Why should an impotent man use their product instead of seeing his doctor? Well, because "running to synthetic chemical drugs carries the weight of dangerous side effects." So, no synthetic chemicals in Miracle Honey. No sir!

Okay, there might be one: Viagra.

A notification on the FDA's website says that a voluntary recall of Miracle Honey has been issued due to the presence of undeclared sildenafil. That's the generic name for Viagra. In other words, the actual secret ingredient in Miracle Honey is a synthetic drug produced by Big Pharma.

No wonder its website says that its all-natural, herb-infused honey should "not to be used by patients with kidney failure, heart disease, chronic hypertension, ischemia, and children under 18 years old." This makes sense since Viagra comes with a similar warning. They didn't want to accidentally kill somebody.

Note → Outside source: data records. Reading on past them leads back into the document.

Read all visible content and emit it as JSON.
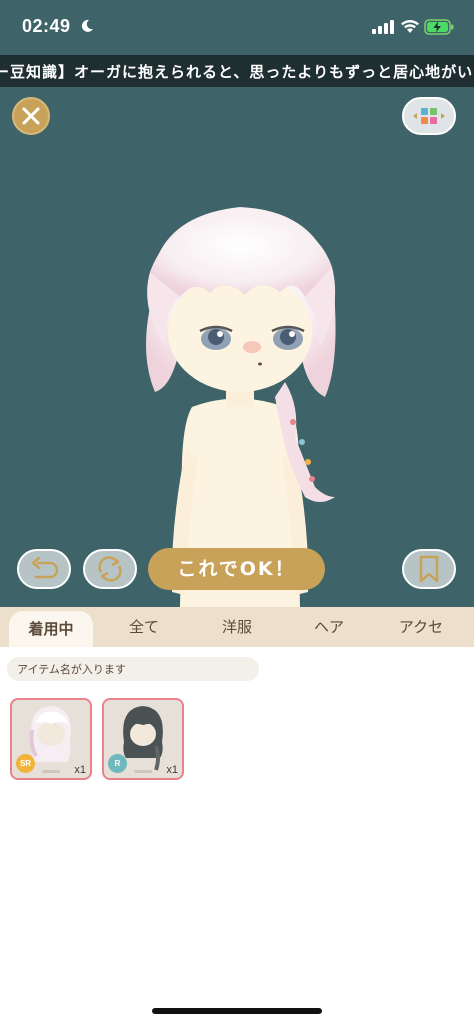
{
  "status_bar": {
    "time": "02:49",
    "icons": [
      "moon-icon",
      "signal-icon",
      "wifi-icon",
      "battery-charging-icon"
    ]
  },
  "ticker": {
    "text": "ー豆知識】オーガに抱えられると、思ったよりもずっと居心地がいいら"
  },
  "toolbar": {
    "close_icon": "close-icon",
    "palette_icon": "color-palette-icon",
    "undo_icon": "undo-icon",
    "shuffle_icon": "shuffle-icon",
    "ok_label": "これでOK！",
    "bookmark_icon": "bookmark-icon"
  },
  "tabs": [
    {
      "label": "着用中",
      "active": true
    },
    {
      "label": "全て",
      "active": false
    },
    {
      "label": "洋服",
      "active": false
    },
    {
      "label": "ヘア",
      "active": false
    },
    {
      "label": "アクセ",
      "active": false
    }
  ],
  "search": {
    "placeholder": "アイテム名が入ります"
  },
  "items": [
    {
      "rarity": "SR",
      "rarity_color": "#f2b33d",
      "quantity": "x1",
      "hair": "white-pink-wavy"
    },
    {
      "rarity": "R",
      "rarity_color": "#6fb8bd",
      "quantity": "x1",
      "hair": "dark-gray-braid"
    }
  ],
  "colors": {
    "stage_bg": "#3e6368",
    "accent_gold": "#c9a25a",
    "tab_bar": "#ecdfcb",
    "card_border": "#e8838e"
  }
}
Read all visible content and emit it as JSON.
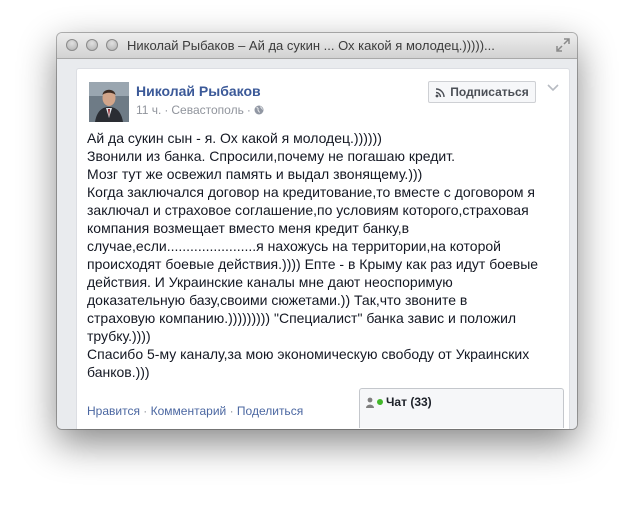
{
  "window": {
    "title": "Николай Рыбаков – Ай да сукин ... Ох какой я молодец.)))))..."
  },
  "post": {
    "author": "Николай Рыбаков",
    "time": "11 ч.",
    "separator": "·",
    "location": "Севастополь",
    "subscribe_label": "Подписаться",
    "lines": [
      "Ай да сукин сын - я. Ох какой я молодец.))))))",
      "Звонили из банка. Спросили,почему не погашаю кредит.",
      "Мозг тут же освежил память и выдал звонящему.)))",
      "Когда заключался договор на кредитование,то вместе с договором я",
      "заключал и страховое соглашение,по условиям которого,страховая",
      "компания возмещает вместо меня кредит банку,в",
      "случае,если.......................я нахожусь на территории,на которой",
      "происходят боевые действия.)))) Епте - в Крыму как раз идут боевые",
      "действия. И Украинские каналы мне дают неоспоримую",
      "доказательную базу,своими сюжетами.)) Так,что звоните в",
      "страховую компанию.))))))))) \"Специалист\" банка завис и положил",
      "трубку.))))",
      "Спасибо 5-му каналу,за мою экономическую свободу от Украинских",
      "банков.)))"
    ],
    "actions": {
      "like": "Нравится",
      "comment": "Комментарий",
      "share": "Поделиться",
      "separator": "·"
    }
  },
  "chat": {
    "label": "Чат (33)"
  },
  "icons": [
    "close-icon",
    "minimize-icon",
    "zoom-icon",
    "fullscreen-icon",
    "globe-icon",
    "rss-icon",
    "chevron-down-icon",
    "person-icon",
    "online-dot-icon"
  ],
  "colors": {
    "link": "#3b5998",
    "online": "#42b72a"
  }
}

Fraud in the 'Natural' Products and Supplements Industry

Just how common is this sort of potentially lethal fraud? It's hard to say, but my colleague Dr. Josh Bloom just reported on a supplement called "Blue Fusion" that included not one, not two, but six undeclared drugs, four of which were for treating erectile dysfunction.

Gents, if your pocket rocket is no longer ready for liftoff, put down the herbal supplements and go see your doctor.

*Note: This is questionable because (1) nobody needs to take a vitamin C supplement unless he's a British sailor from the 18th Century; and (2) there is very little evidence for the widespread belief that vitamin C helps prevent colds.